A faience beaded net and dress from the 4th Dynasty/ Museum of Fine Arts Boston

 This is precisely what I am intending to show in my representation of Hwt-Her's skin-tight sheath dress, which when painted will show as transparent royal linen, calling to mind the poetic fantasy of beholding a woman's naked flesh through wet royal linen.  Because of its transparency, the viewer will be able to see the sumptuous gold cowrie shell girdle, emblematic of the female sex organs, which hugs the Goddess' sensuous thighs closelyMy icon of Hwt-Her is a sacred image of a goddess who epitomizes, and quite unashamedly so, the powerful sexuality and beauty of all women.  (Part 3 to be posted soon).

Close up of detail showing the beaded net covering the form-fitting dress of the Goddess


Notes 

1) Foster, John L.  Love Songs of the New Kingdom.  Austin, Texas, 1974, pp. 20.
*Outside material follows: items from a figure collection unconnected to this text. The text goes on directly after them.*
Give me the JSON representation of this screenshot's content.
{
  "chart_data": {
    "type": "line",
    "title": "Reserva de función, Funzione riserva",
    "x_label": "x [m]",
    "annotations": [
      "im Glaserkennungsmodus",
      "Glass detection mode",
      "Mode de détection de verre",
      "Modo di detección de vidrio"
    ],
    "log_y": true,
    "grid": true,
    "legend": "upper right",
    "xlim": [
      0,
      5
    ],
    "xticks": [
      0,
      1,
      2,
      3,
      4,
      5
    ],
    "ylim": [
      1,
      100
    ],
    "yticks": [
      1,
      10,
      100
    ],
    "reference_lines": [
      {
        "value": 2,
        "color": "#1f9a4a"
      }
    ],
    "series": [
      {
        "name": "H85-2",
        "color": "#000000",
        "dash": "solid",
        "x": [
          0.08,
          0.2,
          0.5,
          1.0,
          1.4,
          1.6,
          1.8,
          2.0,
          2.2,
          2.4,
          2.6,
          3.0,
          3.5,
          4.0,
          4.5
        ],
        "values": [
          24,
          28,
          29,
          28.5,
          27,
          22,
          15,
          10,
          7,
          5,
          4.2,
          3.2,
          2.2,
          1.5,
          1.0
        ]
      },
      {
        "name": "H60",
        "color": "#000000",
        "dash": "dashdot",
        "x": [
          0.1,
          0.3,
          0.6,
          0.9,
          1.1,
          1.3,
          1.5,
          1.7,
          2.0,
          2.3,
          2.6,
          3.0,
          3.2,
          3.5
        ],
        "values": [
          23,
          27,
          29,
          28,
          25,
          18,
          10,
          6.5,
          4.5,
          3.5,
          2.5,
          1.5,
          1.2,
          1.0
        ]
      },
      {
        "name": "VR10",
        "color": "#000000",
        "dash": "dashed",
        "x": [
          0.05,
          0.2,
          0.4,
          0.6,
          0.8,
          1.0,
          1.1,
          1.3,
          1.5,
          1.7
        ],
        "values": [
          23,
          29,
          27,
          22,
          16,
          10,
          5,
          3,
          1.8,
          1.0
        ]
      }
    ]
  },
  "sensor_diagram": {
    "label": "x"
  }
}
2) Dates are those given by Professor John Baines and Dr. Jaromir Malek in their Atlas of Ancient Egypt.
3) For beautifully illustrated and described essays on these three New Kingdom tombs, see Weeks, Kent R.  Valley of the Kings.  Vercelli, Italy, 2001, pps. 384-389, pps. 390-397, pps. 408-413.  See also the Metropolitan Museum of Art's facsimile of the three musicians from the tomb of the scribe Nakht.  Wilkinson, Charles K.  Egyptian Wall Paintings: The Metropolitan Museum of Art's Collection of Facsimiles.  New York, 1983, pp. 53. 
4)  Ibid., pps. 384-385.
5)  ) Ibid., pp. 385.  See also the Metropolitan Museum of Art's facsimile of this scene.  Wilkinson, Ibid., pp. 96.
6)  Foster, Ibid., pp. 61.
7) Wilkinson, Richard H.  Symbol & Magic in Egyptian Art.  London, 1994, pps. 182-183.
8)Redford, Donald B.  The Oxford Essential Guide to Egyptian Mythology.  New York, 2002, pp. 158.
9)Meekes, Dimitri and Favard-Meeks, Christine.  Daily Life of the Egyptian Gods.  London, 1993, pp. 42.
10) My specific reference for this version of the Hwt-Her wig came from a relief of the Goddess in the tomb of Tausert and Setnakht.  See Weeks, Kent R.  Valley of the Kings.  Pp. 227.